Kahmila Lockwood
Kahmila
Lockwood
A
luz fraca e triste do crepúsculo começava a invadir a varanda estreita quando
Peter abriu a porta e saiu; precisava tomar algum ar, ver o mundo externo, pois
a conversa com Kahmila havia sido deveras tensa. Ele bateu a porta atrás de si
e recostou-se num recanto encardido da varanda, com paredes descascadas. Levou as
mãos à cabeça, na tentativa de aliviar a pressão emotiva por que passava e
sentiu que seus olhos começavam a marejar; ele fora forte por tempo demais. Kahmila
apareceu à porta, os olhos vermelhos e inchados, os cabelos castanhos longos e
lisos agora caóticos. Correu até ele, soluçando e tentando abraçá-lo. A princípio,
Peter fraquejou e deixou-se envolver nos braços macios dela... Contudo, logo
recobrou a consciência e a repeliu, murmurando, sem encarar seus olhos:
-
Você sabe há quanto tempo estamos juntos?
-
Oito meses, eu acho – ela sussurrou, meio perplexa, ainda sem compreender a que
ponto ele queria chegar.
-
Você acha? É este o valor que essa
relação tem para você? – ele disparou, num jato, alto demais, pois se fosse
pensar em cada palavra a ser dita, provavelmente não conseguiria.
Kahmila
o observava, receosa do rumo daquela conversa; ela se enganara ao achar que já
haviam terminado a discussão.
-
Veja este lugar, Kahmila... – ele tentou se acalmar para construir argumentos
mais persuasivos – veja essa cabana em que nós estamos! Veja estas paredes
nojentas, veja a degradação a que chegamos! Isto não é vida! Por quanto tempo
mais você deseja manter esta ilusão de eternidade e de final feliz?

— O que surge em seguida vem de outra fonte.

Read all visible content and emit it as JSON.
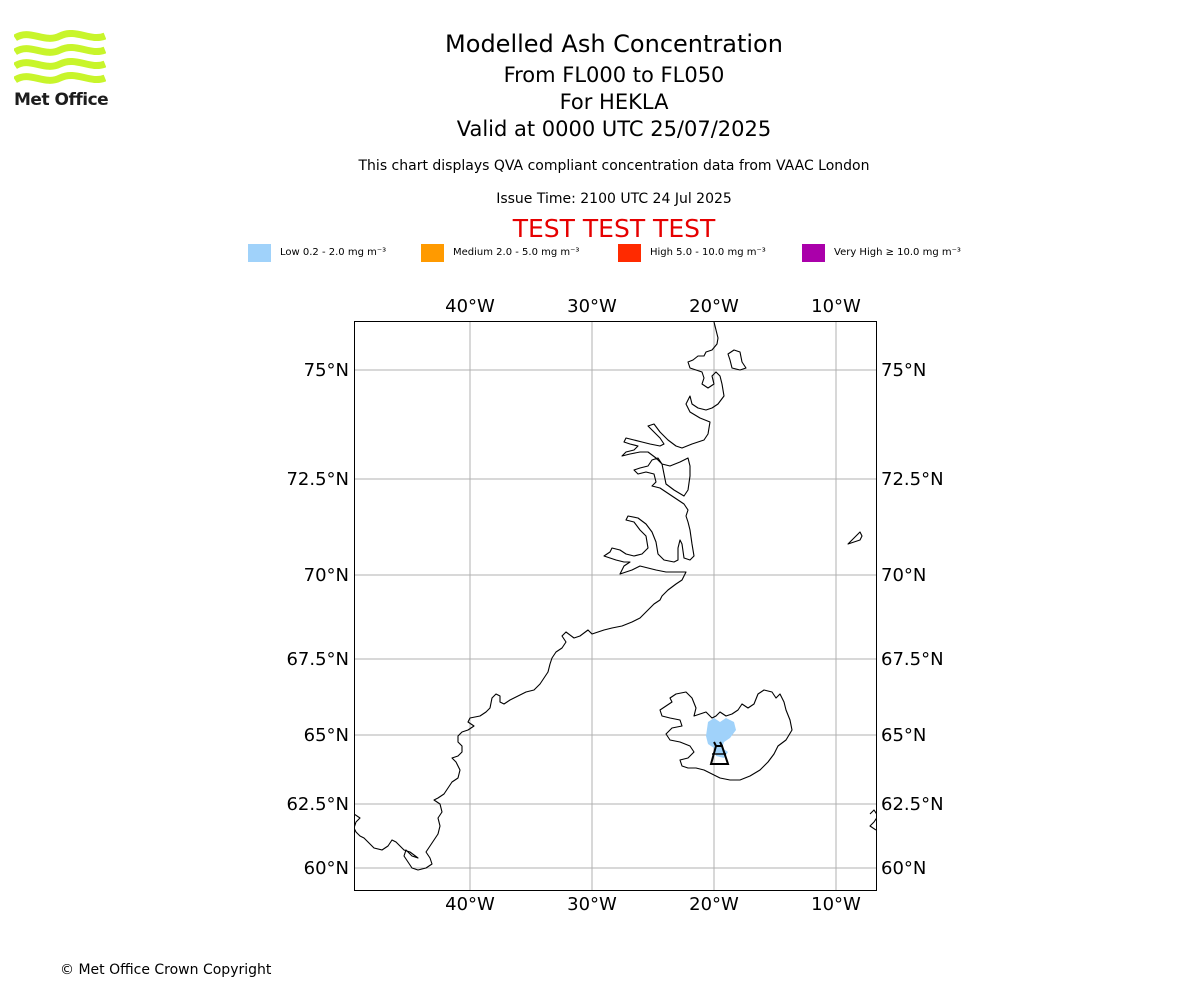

Isto parece
ser feliz, para você?
-
As coisas vão melhorar, eu acho que nós... – ela desviava agora o olhar dele,
parecia ter medo de, ao vê-lo, não acreditar em suas próprias palavras.
-
Vê? Você sempre “acha”! É inerte, não
tem determinação! Não se pode construir uma vida baseada em achismos.
Desta
vez, Kahmila encontrou um vestígio de coragem para erguer os olhos e perguntar
a ele, olhos nos olhos:
-
E o que você sugere que façamos, já que parece ser o senhor da verdade e da
sabedoria?
-
Não suporto mais esta vida miserável, reclusa, feita só de meios momentos,
sempre sob a sombra do medo e da frustração!
-
O que você sugere? – ela pergunta novamente, controlando-se para não chorar de
novo, mas já temendo uma resposta.
-
Divórcio! – ele diz, à queima-roupa.
Ela fica pálida, zonza, parece
sucumbir a uma dor excruciante. Cai de joelhos, implora para que ele não seja
egoísta; ela o ama, mas sabe também que sua vida depende daquele casamento
frustrado. Eles só podem ficar realmente satisfeitos poucas vezes por mês, mas
ela não se importa. Ele também não se importava antes, mas viu que os rumos
daquele relacionamento traziam uma bagagem de dores e sofrimentos maior que as
compensações amorosas. Peter olha além dela, busca força para falar observando
a chegada da noite, que traz seu manto negro crivado de estrelas, alertando que
aquela conversa precisa ter um desfecho qualquer.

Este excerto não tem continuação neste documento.